Ia menambahkan, pembangunan Kota Tangerang tidak bisa hanya mengandalkan peran pemerintah. Keterlibatan seluruh elemen masyarakat menjadi kunci agar pembangunan berjalan berkelanjutan dan inklusif, termasuk kontribusi aktif organisasi kemasyarakatan seperti IKM.
“Keberadaan IKM tidak hanya sebagai wadah silaturahmi masyarakat Minangkabau, tetapi juga memiliki peran strategis dalam memberikan kontribusi nyata melalui kegiatan sosial, pelestarian budaya, serta pemberdayaan masyarakat,” tegasnya.
Sachrudin juga menyinggung peringatan Hari Ulang Tahun ke-33 Kota Tangerang sebagai momentum penting untuk memperkuat kolaborasi lintas budaya. Ia berharap, IKM dapat turut ambil bagian dalam menyemarakkan HUT Kota melalui kegiatan yang memberi dampak langsung bagi masyarakat.
“Saya berharap peringatan HUT ke-33 Kota Tangerang dapat diisi dengan kegiatan positif, tidak hanya bersifat seremonial, tetapi juga kegiatan sosial dan pelestarian budaya yang memperkuat rasa kebersamaan,” tambahnya.

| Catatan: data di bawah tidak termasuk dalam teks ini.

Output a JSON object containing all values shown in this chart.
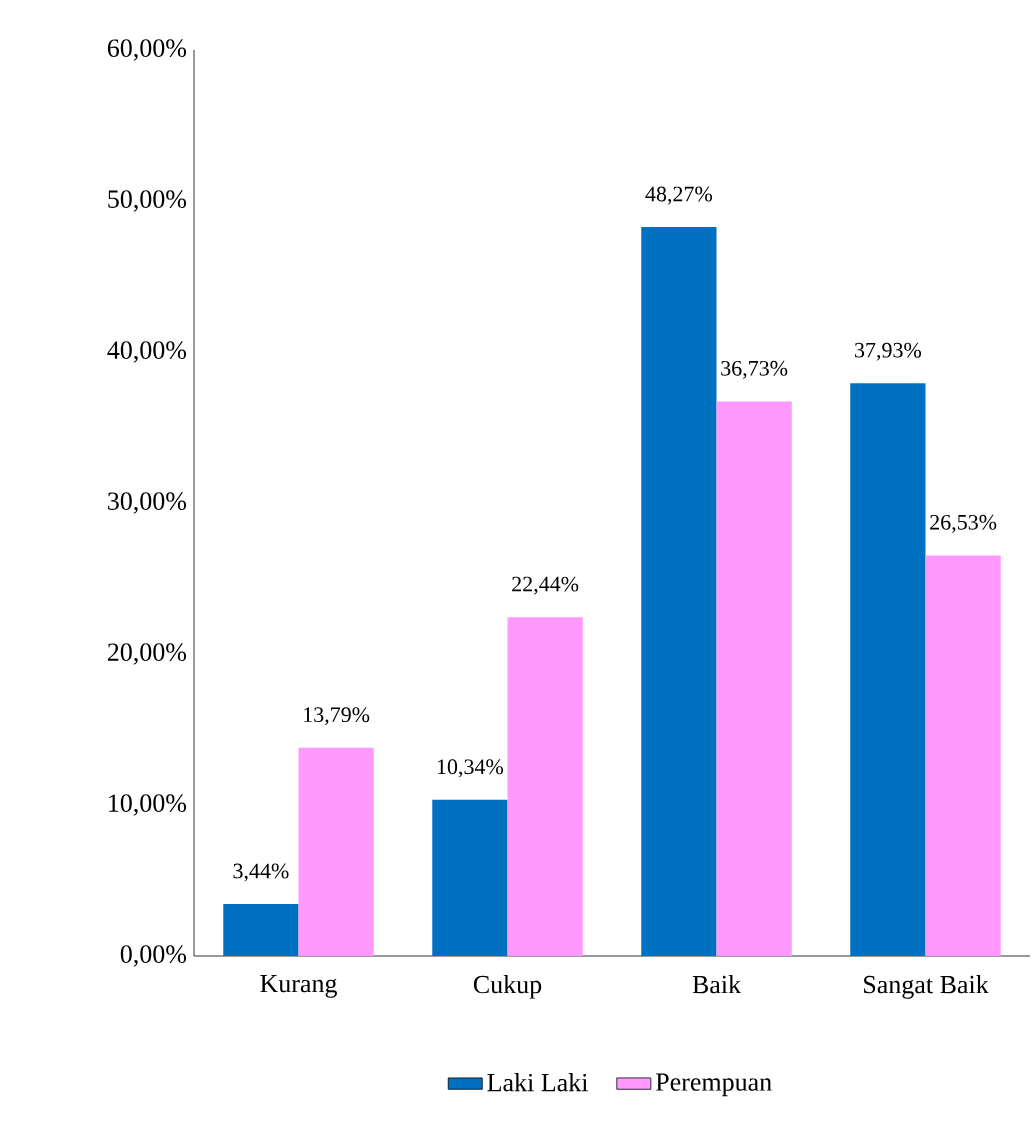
{
  "chart_data": {
    "type": "bar",
    "categories": [
      "Kurang",
      "Cukup",
      "Baik",
      "Sangat Baik"
    ],
    "series": [
      {
        "name": "Laki Laki",
        "color": "#0070c0",
        "values": [
          3.44,
          10.34,
          48.27,
          37.93
        ],
        "value_labels": [
          "3,44%",
          "10,34%",
          "48,27%",
          "37,93%"
        ]
      },
      {
        "name": "Perempuan",
        "color": "#ff99ff",
        "values": [
          13.79,
          22.44,
          36.73,
          26.53
        ],
        "value_labels": [
          "13,79%",
          "22,44%",
          "36,73%",
          "26,53%"
        ]
      }
    ],
    "ylim": [
      0,
      60
    ],
    "yticks": [
      {
        "value": 0,
        "label": "0,00%"
      },
      {
        "value": 10,
        "label": "10,00%"
      },
      {
        "value": 20,
        "label": "20,00%"
      },
      {
        "value": 30,
        "label": "30,00%"
      },
      {
        "value": 40,
        "label": "40,00%"
      },
      {
        "value": 50,
        "label": "50,00%"
      },
      {
        "value": 60,
        "label": "60,00%"
      }
    ],
    "grid": false,
    "legend": "bottom"
  }
}
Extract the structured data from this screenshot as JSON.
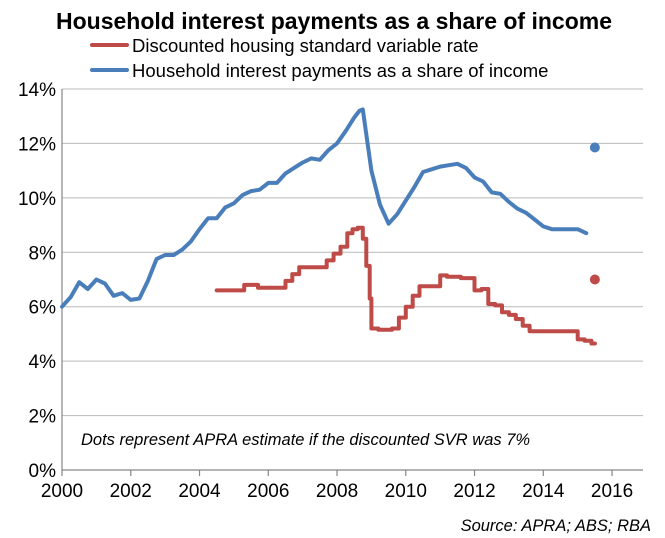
{
  "colors": {
    "svr": "#BE4B48",
    "interest": "#4A7EBB",
    "axis": "#868686",
    "grid": "#B9B9B9"
  },
  "chart_data": {
    "type": "line",
    "title": "Household interest payments as a share of income",
    "xlabel": "",
    "ylabel": "",
    "xlim": [
      2000,
      2016.9
    ],
    "ylim": [
      0,
      14
    ],
    "x_ticks": [
      "2000",
      "2002",
      "2004",
      "2006",
      "2008",
      "2010",
      "2012",
      "2014",
      "2016"
    ],
    "y_ticks": [
      "0%",
      "2%",
      "4%",
      "6%",
      "8%",
      "10%",
      "12%",
      "14%"
    ],
    "grid": true,
    "legend_position": "top",
    "note": "Dots represent APRA estimate if the discounted SVR was 7%",
    "source": "Source:  APRA; ABS; RBA",
    "series": [
      {
        "name": "Discounted housing standard variable rate",
        "color_key": "svr",
        "step": true,
        "x": [
          2004.5,
          2004.7,
          2004.9,
          2005.1,
          2005.3,
          2005.5,
          2005.7,
          2005.9,
          2006.1,
          2006.3,
          2006.5,
          2006.7,
          2006.9,
          2007.1,
          2007.3,
          2007.5,
          2007.7,
          2007.9,
          2008.1,
          2008.3,
          2008.45,
          2008.6,
          2008.65,
          2008.75,
          2008.85,
          2008.95,
          2009.0,
          2009.2,
          2009.4,
          2009.6,
          2009.8,
          2010.0,
          2010.2,
          2010.4,
          2010.6,
          2010.8,
          2011.0,
          2011.2,
          2011.4,
          2011.6,
          2011.8,
          2012.0,
          2012.2,
          2012.4,
          2012.6,
          2012.8,
          2013.0,
          2013.2,
          2013.4,
          2013.6,
          2013.8,
          2014.0,
          2014.2,
          2014.4,
          2014.6,
          2014.8,
          2015.0,
          2015.2,
          2015.4,
          2015.5
        ],
        "values": [
          6.6,
          6.6,
          6.6,
          6.6,
          6.8,
          6.8,
          6.7,
          6.7,
          6.7,
          6.7,
          6.95,
          7.2,
          7.45,
          7.45,
          7.45,
          7.45,
          7.7,
          7.95,
          8.2,
          8.7,
          8.85,
          8.9,
          8.9,
          8.5,
          7.5,
          6.3,
          5.2,
          5.15,
          5.15,
          5.2,
          5.6,
          6.0,
          6.4,
          6.75,
          6.75,
          6.75,
          7.15,
          7.1,
          7.1,
          7.05,
          7.05,
          6.6,
          6.65,
          6.1,
          6.05,
          5.8,
          5.7,
          5.55,
          5.3,
          5.1,
          5.1,
          5.1,
          5.1,
          5.1,
          5.1,
          5.1,
          4.8,
          4.75,
          4.65,
          4.65
        ]
      },
      {
        "name": "Household interest payments as a share of income",
        "color_key": "interest",
        "step": false,
        "x": [
          2000.0,
          2000.25,
          2000.5,
          2000.75,
          2001.0,
          2001.25,
          2001.5,
          2001.75,
          2002.0,
          2002.25,
          2002.5,
          2002.75,
          2003.0,
          2003.25,
          2003.5,
          2003.75,
          2004.0,
          2004.25,
          2004.5,
          2004.75,
          2005.0,
          2005.25,
          2005.5,
          2005.75,
          2006.0,
          2006.25,
          2006.5,
          2006.75,
          2007.0,
          2007.25,
          2007.5,
          2007.75,
          2008.0,
          2008.25,
          2008.5,
          2008.65,
          2008.75,
          2009.0,
          2009.25,
          2009.5,
          2009.75,
          2010.0,
          2010.25,
          2010.5,
          2010.75,
          2011.0,
          2011.25,
          2011.5,
          2011.75,
          2012.0,
          2012.25,
          2012.5,
          2012.75,
          2013.0,
          2013.25,
          2013.5,
          2013.75,
          2014.0,
          2014.25,
          2014.5,
          2014.75,
          2015.0,
          2015.25
        ],
        "values": [
          6.0,
          6.35,
          6.9,
          6.65,
          7.0,
          6.85,
          6.4,
          6.5,
          6.25,
          6.3,
          6.95,
          7.75,
          7.9,
          7.9,
          8.1,
          8.4,
          8.85,
          9.25,
          9.25,
          9.65,
          9.8,
          10.1,
          10.25,
          10.3,
          10.55,
          10.55,
          10.9,
          11.1,
          11.3,
          11.45,
          11.4,
          11.75,
          12.0,
          12.45,
          12.95,
          13.2,
          13.25,
          11.0,
          9.75,
          9.05,
          9.4,
          9.9,
          10.4,
          10.95,
          11.05,
          11.15,
          11.2,
          11.25,
          11.1,
          10.75,
          10.6,
          10.2,
          10.15,
          9.85,
          9.6,
          9.45,
          9.2,
          8.95,
          8.85,
          8.85,
          8.85,
          8.85,
          8.7
        ]
      }
    ],
    "dots": [
      {
        "series": "Household interest payments as a share of income",
        "color_key": "interest",
        "x": 2015.5,
        "value": 11.85
      },
      {
        "series": "Discounted housing standard variable rate",
        "color_key": "svr",
        "x": 2015.5,
        "value": 7.0
      }
    ]
  }
}
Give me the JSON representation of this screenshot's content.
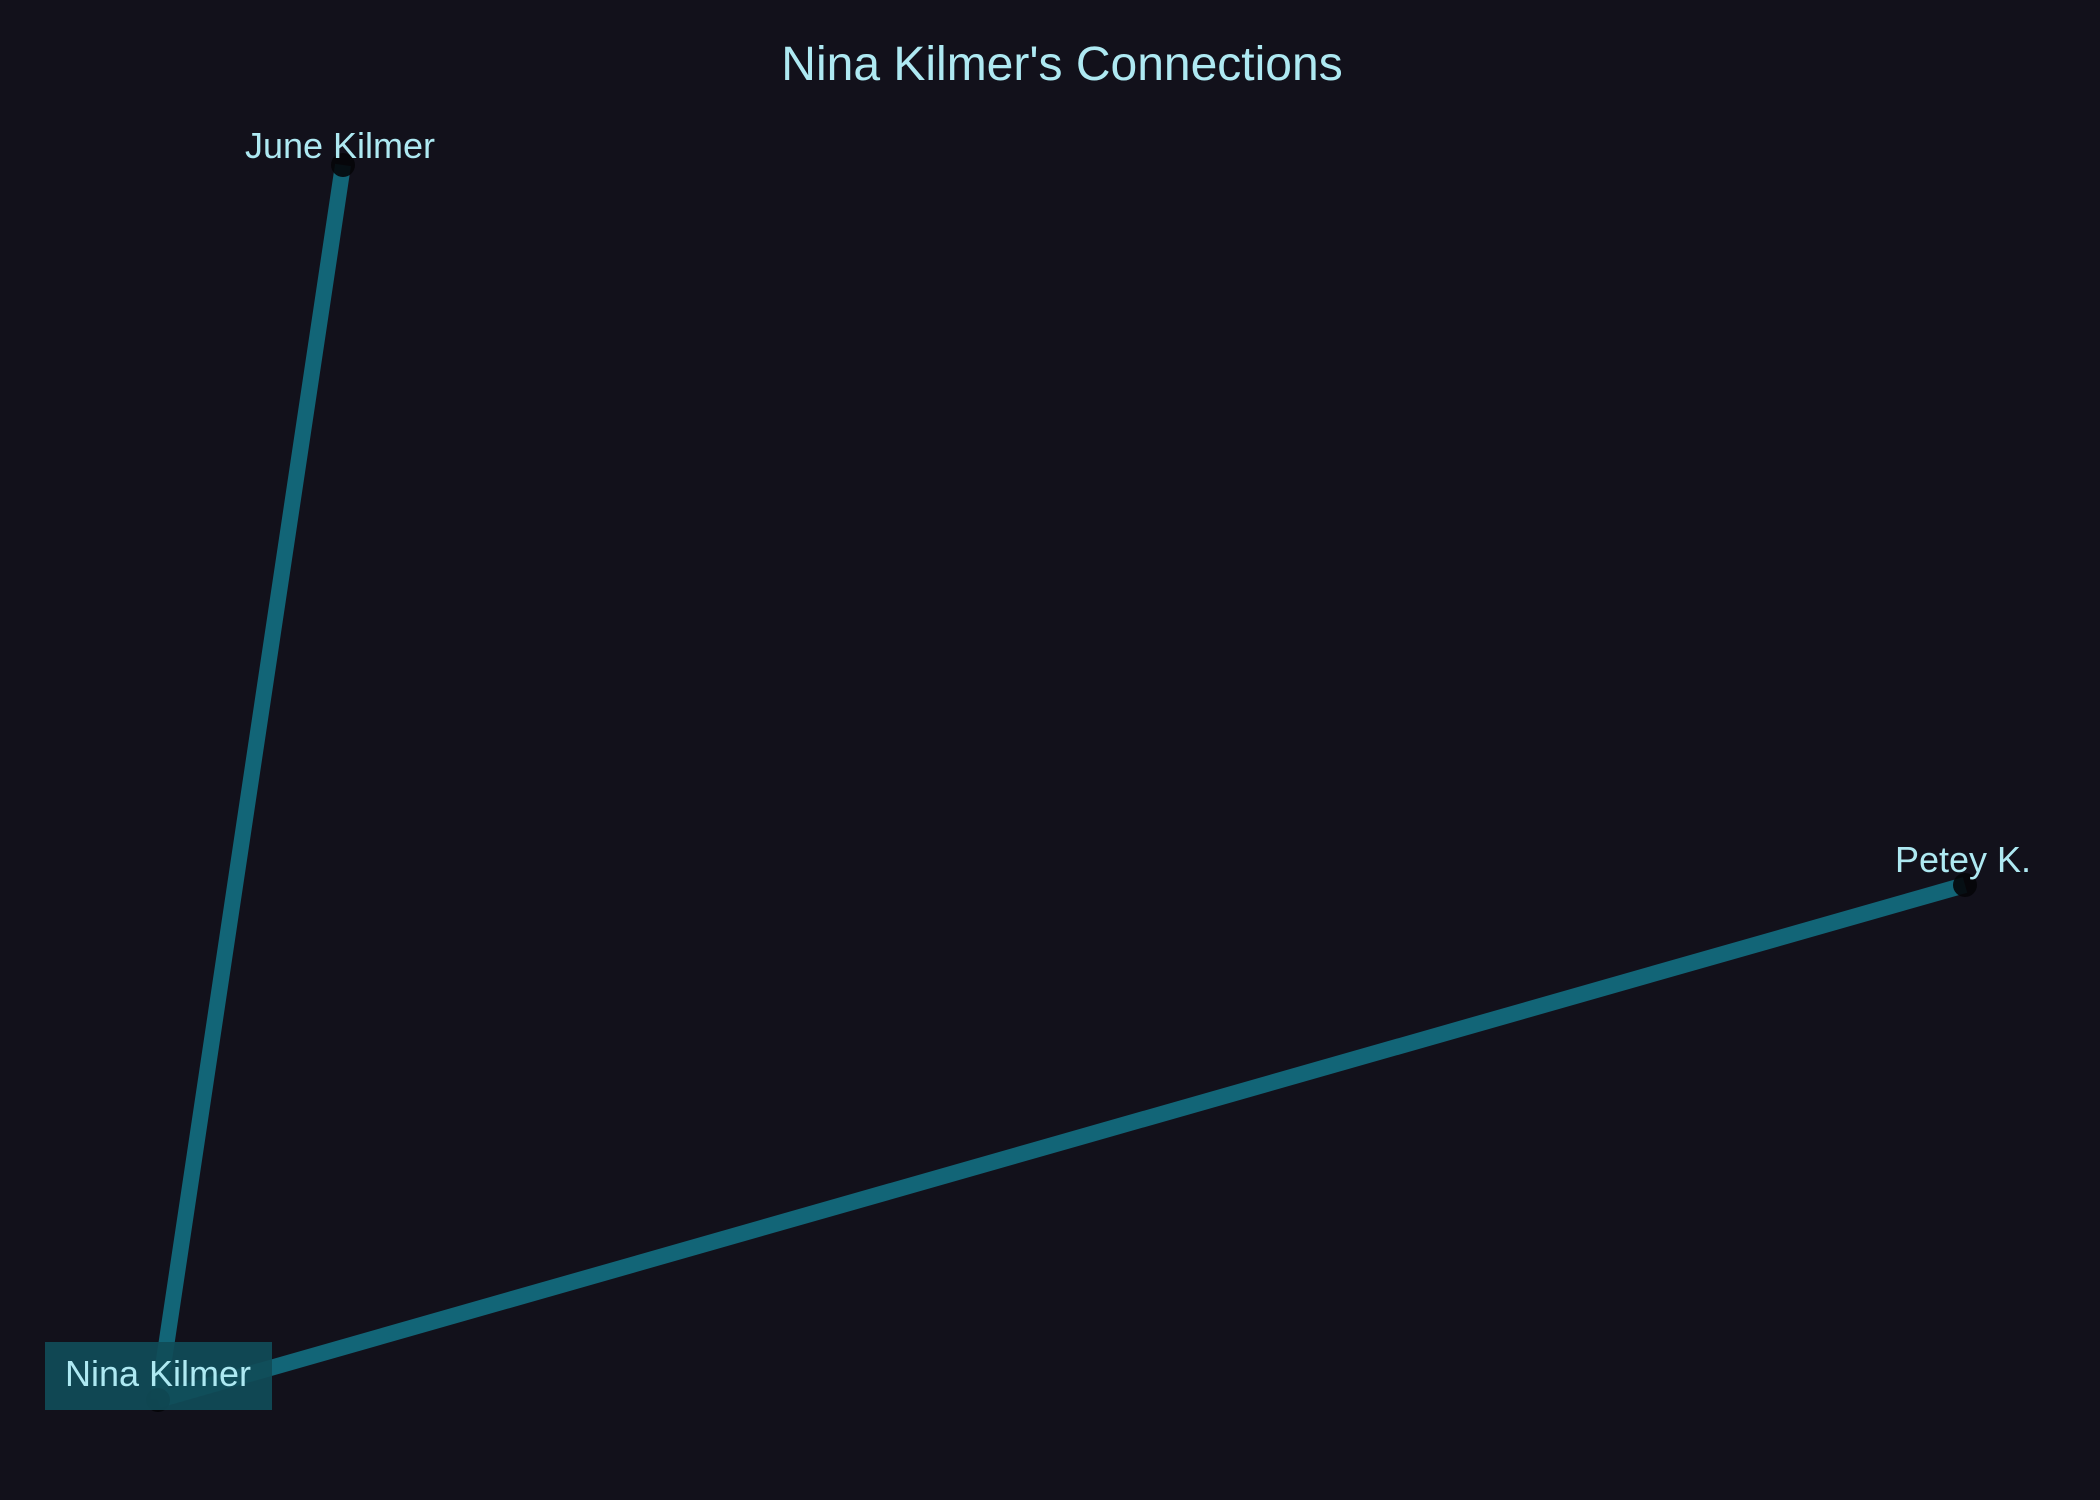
{
  "diagram": {
    "title": "Nina Kilmer's Connections",
    "colors": {
      "background": "#12111b",
      "edge": "#137488",
      "text": "#aee9f2",
      "highlight_box": "#104c58",
      "node": "#050509"
    },
    "nodes": [
      {
        "id": "nina",
        "label": "Nina Kilmer",
        "highlighted": true
      },
      {
        "id": "june",
        "label": "June Kilmer",
        "highlighted": false
      },
      {
        "id": "petey",
        "label": "Petey K.",
        "highlighted": false
      }
    ],
    "edges": [
      {
        "from": "nina",
        "to": "june"
      },
      {
        "from": "nina",
        "to": "petey"
      }
    ]
  }
}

Lebih jauh, Sachrudin mendorong kepengurusan IKM Tangerang periode 2025–2030 untuk merancang program-program yang adaptif dengan perkembangan zaman, mulai dari penguatan ekonomi keluarga, pembinaan generasi muda, hingga kegiatan sosial kemasyarakatan yang berkelanjutan.
Menutup sambutannya, Sachrudin menaruh harapan besar agar IKM dapat terus menjadi mitra strategis pemerintah sekaligus jembatan komunikasi antara masyarakat dan pemerintah daerah.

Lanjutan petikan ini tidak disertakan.